Provision of oral HIV self-test Kits triples uptake of HIV testing among male partners of antenatal care clients: results of a randomized trial in Kenya
A study from Kenya suggests that self-testing could be an important tool for reaching men, who as a rule are less likely to seek testing. The Kenya study was presented by Anthony Gichangi of Jhpiego Kenya. This randomized trial followed 1,410 women who were counseled about HIV testing during ante-natal care visits. Some were provided standard care. Others were given literature about partner testing and the risk of HIV transmission from mother to child. A third group took home both literature and self-testing kits. Testing rates for the latter group (literature and a home testing kit) far surpassed the other two: 83 percent of the men in group three took the test. Only 28 percent of men from the first group, who received standard care, obtained a test. Thirty-eight percent of men responded to the literature alone. A majority of men and women who tested, including all three options, reported they took the HIV tests together.
Together these studies suggest that scaling up the availability of home test kits could spur accelerated HIV testing in countries hard hit by the epidemic. Visit here for a look at current initiatives, funded by UNITAID and implemented by Population Services International, advancing this work.
All this sounds like good news. And maybe it will be, especially if the field pays proper attention to the potential risks.
Understanding coercion in the context of semi-supervised HIV self-testing in urban Blantyre, Malawi
Wezzie Lora explored one such risk in a study conducted by the Malawi Liverpool Wellcome Trust.

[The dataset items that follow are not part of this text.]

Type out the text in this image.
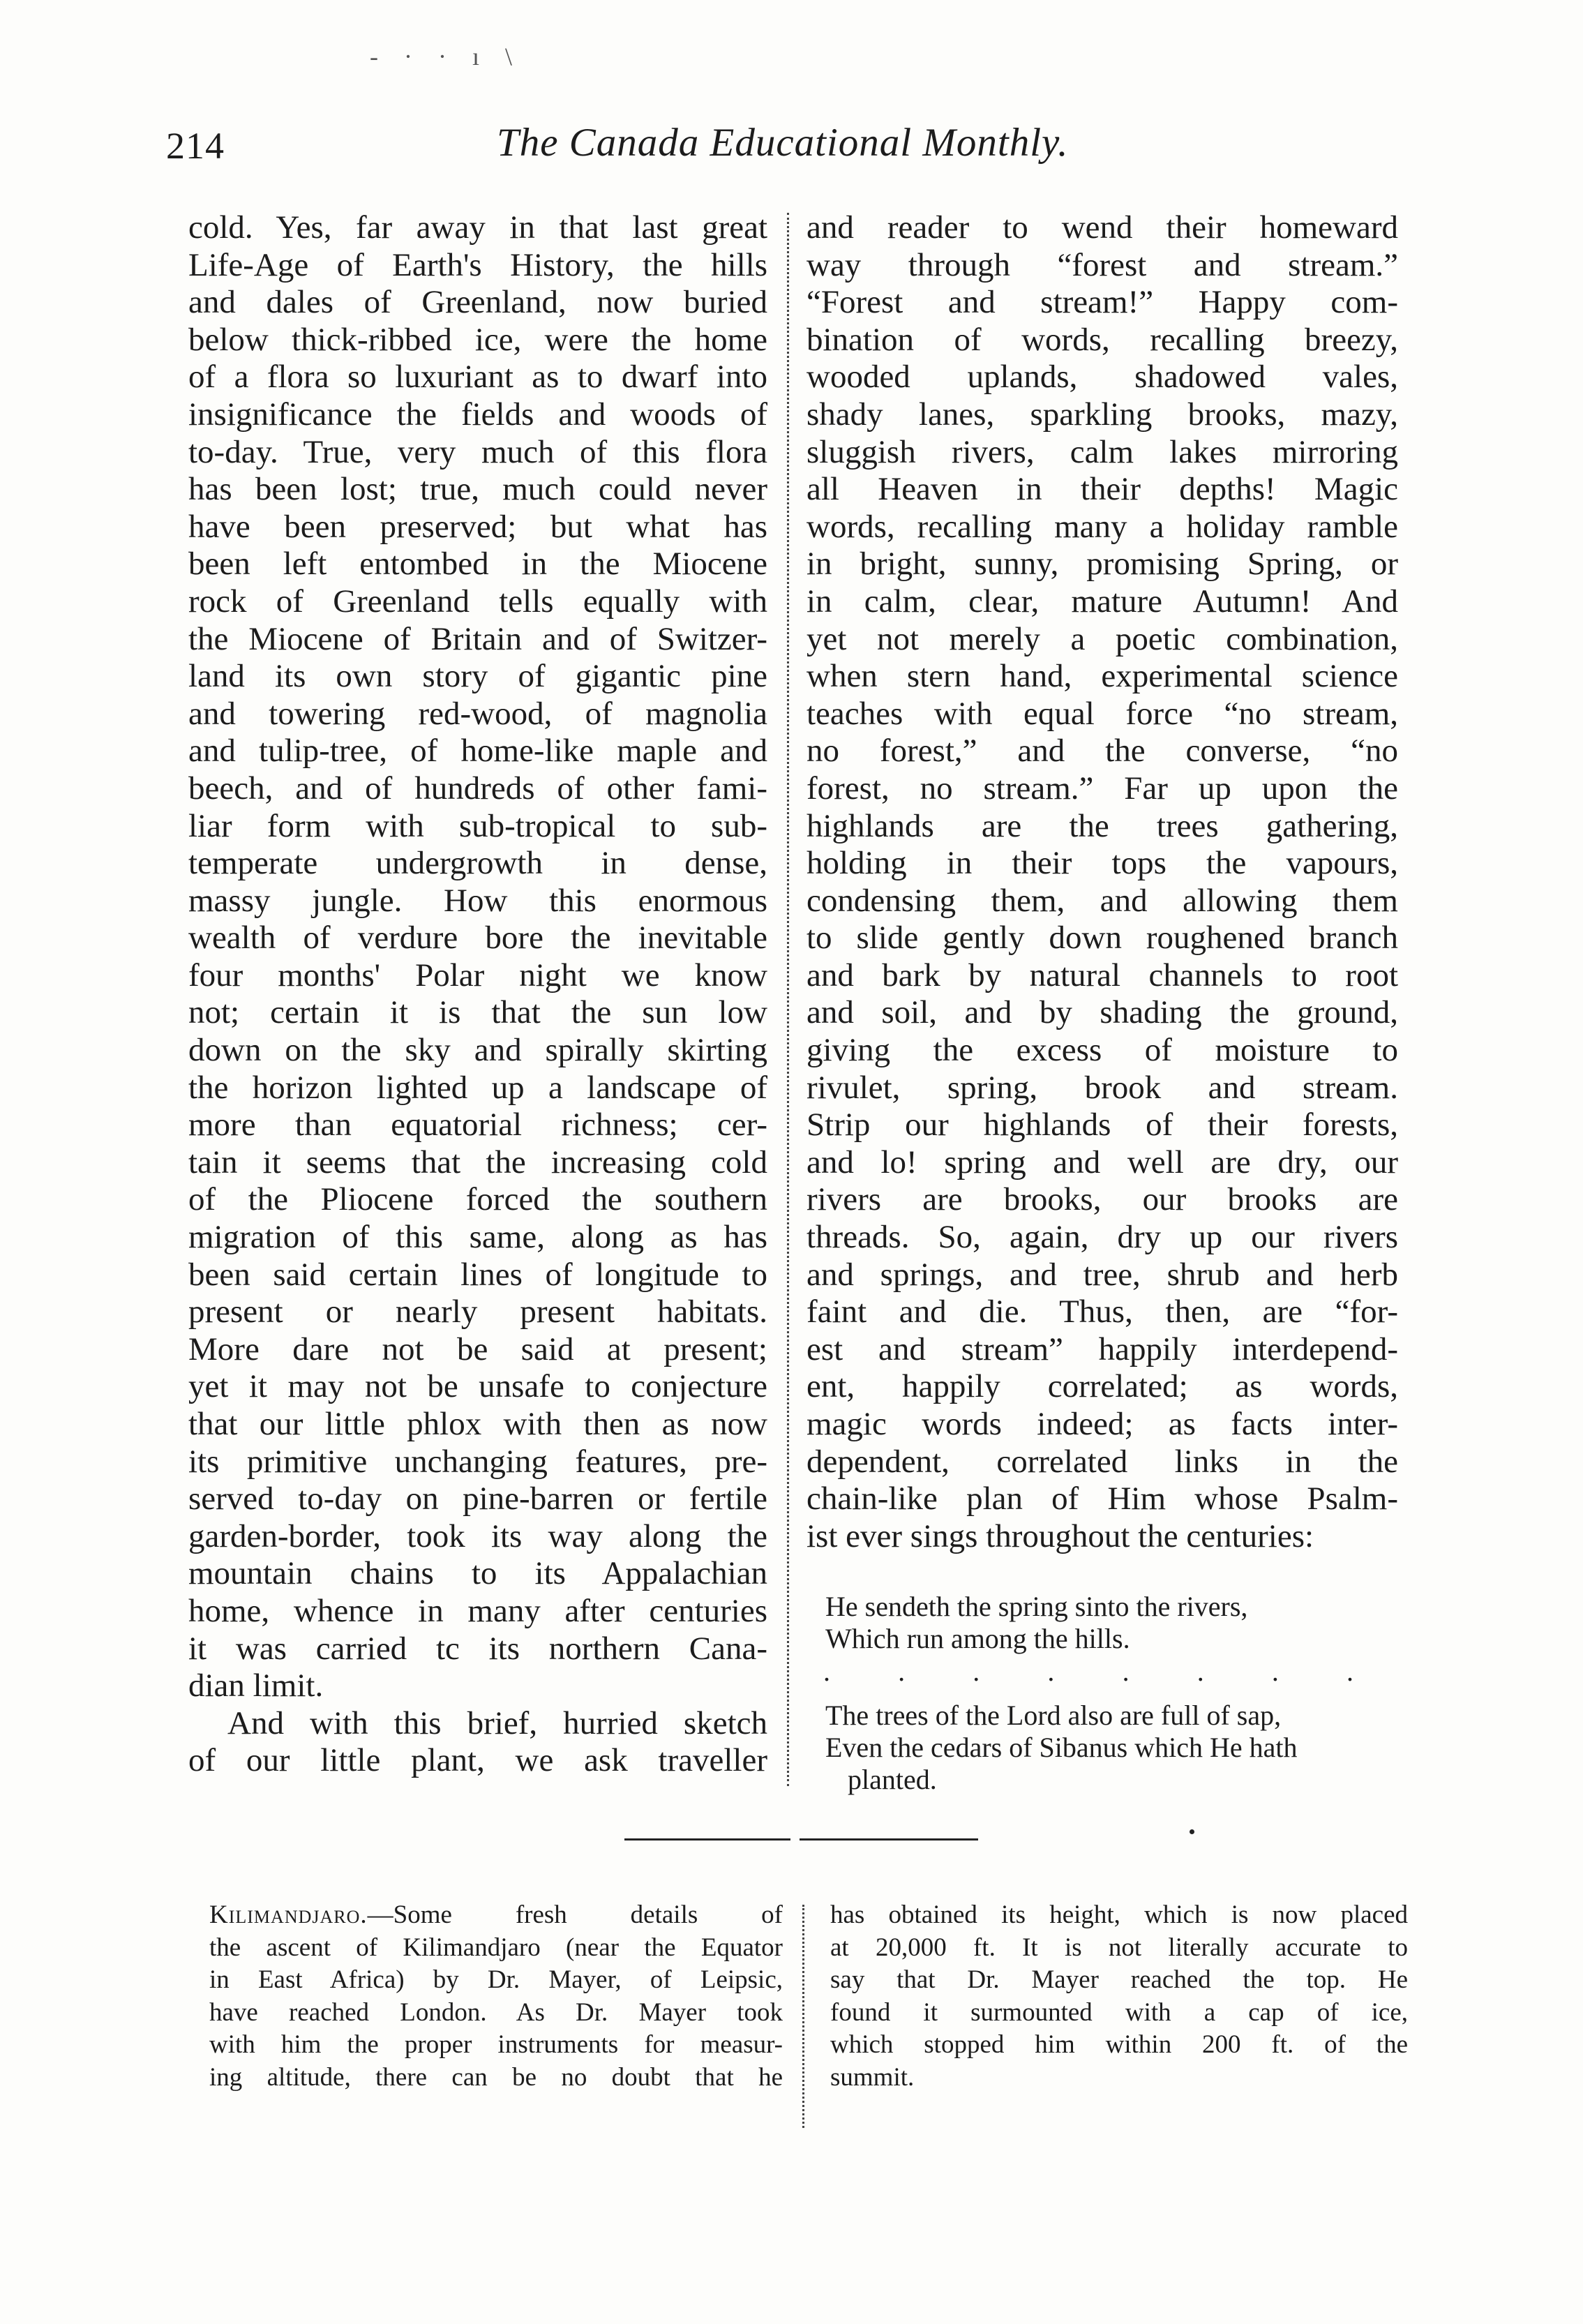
- · · ı \
214	The Canada Educational Monthly.
cold. Yes, far away in that last great
Life-Age of Earth's History, the hills
and dales of Greenland, now buried
below thick-ribbed ice, were the home
of a flora so luxuriant as to dwarf into
insignificance the fields and woods of
to-day. True, very much of this flora
has been lost; true, much could never
have been preserved; but what has
been left entombed in the Miocene
rock of Greenland tells equally with
the Miocene of Britain and of Switzer-
land its own story of gigantic pine
and towering red-wood, of magnolia
and tulip-tree, of home-like maple and
beech, and of hundreds of other fami-
liar form with sub-tropical to sub-
temperate undergrowth in dense,
massy jungle. How this enormous
wealth of verdure bore the inevitable
four months' Polar night we know
not; certain it is that the sun low
down on the sky and spirally skirting
the horizon lighted up a landscape of
more than equatorial richness; cer-
tain it seems that the increasing cold
of the Pliocene forced the southern
migration of this same, along as has
been said certain lines of longitude to
present or nearly present habitats.
More dare not be said at present;
yet it may not be unsafe to conjecture
that our little phlox with then as now
its primitive unchanging features, pre-
served to-day on pine-barren or fertile
garden-border, took its way along the
mountain chains to its Appalachian
home, whence in many after centuries
it was carried tc its northern Cana-
dian limit.
And with this brief, hurried sketch
of our little plant, we ask traveller
and reader to wend their homeward
way through “forest and stream.”
“Forest and stream!” Happy com-
bination of words, recalling breezy,
wooded uplands, shadowed vales,
shady lanes, sparkling brooks, mazy,
sluggish rivers, calm lakes mirroring
all Heaven in their depths! Magic
words, recalling many a holiday ramble
in bright, sunny, promising Spring, or
in calm, clear, mature Autumn! And
yet not merely a poetic combination,
when stern hand, experimental science
teaches with equal force “no stream,
no forest,” and the converse, “no
forest, no stream.” Far up upon the
highlands are the trees gathering,
holding in their tops the vapours,
condensing them, and allowing them
to slide gently down roughened branch
and bark by natural channels to root
and soil, and by shading the ground,
giving the excess of moisture to
rivulet, spring, brook and stream.
Strip our highlands of their forests,
and lo! spring and well are dry, our
rivers are brooks, our brooks are
threads. So, again, dry up our rivers
and springs, and tree, shrub and herb
faint and die. Thus, then, are “for-
est and stream” happily interdepend-
ent, happily correlated; as words,
magic words indeed; as facts inter-
dependent, correlated links in the
chain-like plan of Him whose Psalm-
ist ever sings throughout the centuries:
He sendeth the spring sinto the rivers,
Which run among the hills.
. . . . . . . .
The trees of the Lord also are full of sap,
Even the cedars of Sibanus which He hath
planted.
Kilimandjaro.—Some fresh details of
the ascent of Kilimandjaro (near the Equator
in East Africa) by Dr. Mayer, of Leipsic,
have reached London. As Dr. Mayer took
with him the proper instruments for measur-
ing altitude, there can be no doubt that he
has obtained its height, which is now placed
at 20,000 ft. It is not literally accurate to
say that Dr. Mayer reached the top. He
found it surmounted with a cap of ice,
which stopped him within 200 ft. of the
summit.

In this study, fifteen heterosexual couples were interviewed on two occasions after having been provided with self-testing kits. A total of thirty men and women participated. Researchers asked if the participants experienced coercion by their partners to take the test. Some women reported feeling empowered by the option to bring a self-test home. More men than women said they felt coerced to take the test. Some of the participants rationalized coercion as sometimes acceptable or ethical, where there was history of infidelity, for example. Others characterized coercion as an “infringement of human rights,” according to the study’s authors. The study framed coercion as a culturally-informed concept and concluded that in certain contexts, under particular conditions, men and women expressed tolerance for coercion.
This raises a range of important questions about minimizing the risk of coercion in culturally appropriate ways. Details about what led women to feel empowered and how that affected their choices is important to understand. Certainly, the issue is complex—the privacy associated with testing at home may be appealing and empowering, and it may also invite coercion. What’s more, the privacy surrounding this technology might make it difficult for the field to ascertain if the net effect increases or reduces safety.
Self-testing offers the potential to quickly expand the global population who knows their status. Such a tool belongs alongside an equal imperative in the fight against HIV: an absolute commitment to protect human rights. More exploration is necessary and these studies, while leaving questions, also support that ongoing work.